Ansar Ahmed Ullah
Tafida Raqeeb a previously healthy five year-old child who suffered from a traumatic brain injury in February 2019 had a ruptured blood vessel in her brain and is currently on the life support machine at Royal London Whitechapel Hospital.
On 9th February, Tafida collapsed at home and suffered a cardiac and respiratory attack. She was rushed to the local hospital and later transferred to a specialist hospital for brain surgery.
Initially, the family were informed that Tafida will have a tracheostomy, which meant that she could come off the ventilator. Tafida’s parents Shelina Begum & Mohammed Raqeeb were told that she may be able to go home after a few months and her recovery could continue at home. However, the medical team changed their mind and wanted to withdraw ventilation to end her life. Tafida’s parents were very distraught as they had seen their daughter make progress in the five months that she has been in intensive care. Therefore, they requested more time for her recovery. Unfortunately, the plea fell on death ears, and so not wanting to leave any stone unturned, they researched foreign treatment. They found a European hospital willing to continue treatment for Tafida but sadly, hospital refused to release her.
The family campaigned to give Tafida a chance to make a recovery and allow her to be transferred to a hospital that is willing to take care of her and continue with her treatment.
Following a high court ruling last week the parents are now being allowed to take Tafida abroad to continue her treatment. Parents have organised to take her to the Gaslini children’s hospital in Genoa, Italy. Doctors in Italy would continue to treat their daughter until she was diagnosed as brain dead.

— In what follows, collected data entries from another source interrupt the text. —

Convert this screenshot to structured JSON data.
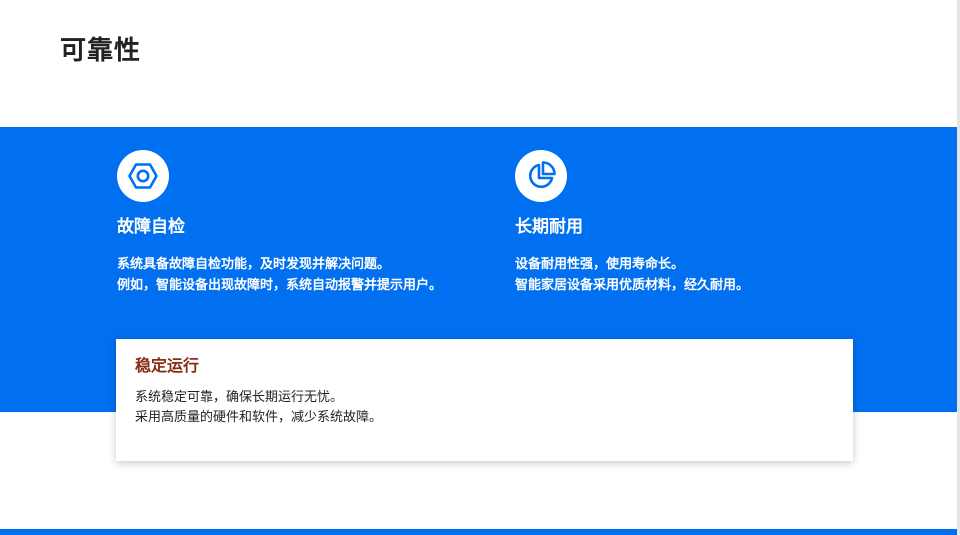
{
  "page": {
    "title": "可靠性"
  },
  "colors": {
    "accent_blue": "#0070f0",
    "card_title": "#8b2c14",
    "title_text": "#222222"
  },
  "features": [
    {
      "icon": "hexagon-nut-icon",
      "title": "故障自检",
      "lines": [
        "系统具备故障自检功能，及时发现并解决问题。",
        "例如，智能设备出现故障时，系统自动报警并提示用户。"
      ]
    },
    {
      "icon": "pie-chart-icon",
      "title": "长期耐用",
      "lines": [
        "设备耐用性强，使用寿命长。",
        "智能家居设备采用优质材料，经久耐用。"
      ]
    }
  ],
  "card": {
    "title": "稳定运行",
    "lines": [
      "系统稳定可靠，确保长期运行无忧。",
      "采用高质量的硬件和软件，减少系统故障。"
    ]
  }
}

The BBC reported barrister David Lock QC who said the ruling was an “enormous relief” for the couple who he said now “wanted to get on with the transfer”.
Lawyers representing Barts Health NHS Trust said hospital bosses would consider appealing against the ruling.

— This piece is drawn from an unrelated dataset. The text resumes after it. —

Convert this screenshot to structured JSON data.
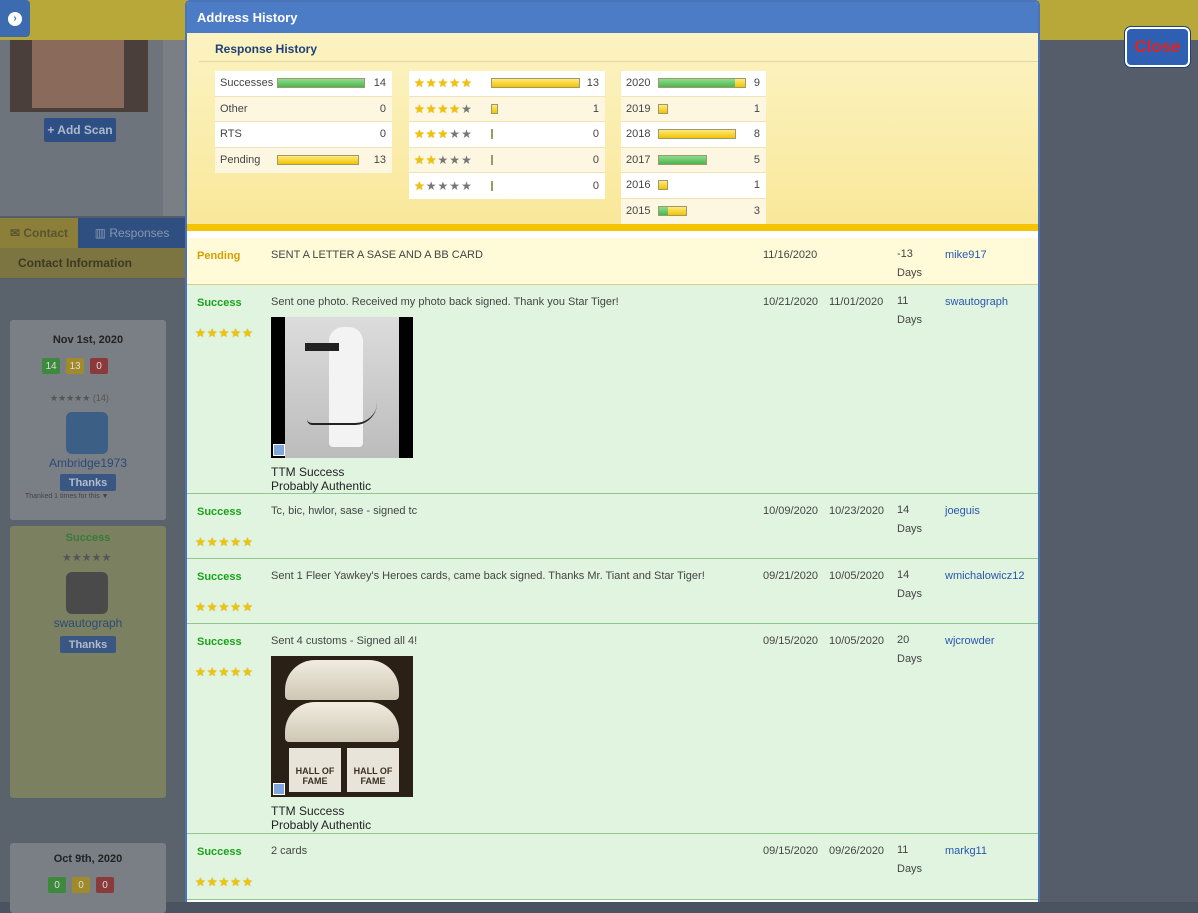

In his ruling, Mr Justice MacDonald found that, “where a child is not in pain and is not aware of his or her parlous situation, these cases can place the objective best interests test under some stress. Tests must be looked for in subjective or highly value laden ethical, moral or religious factors… which mean different things to different people in a diverse, multicultural, multi-faith society.”
Lawyer Mathieu Culverhouse, who represented Tafida, said there were “no winners in a case like this” but added the family were “relieved they are now a step closer to taking Tafida to Italy”.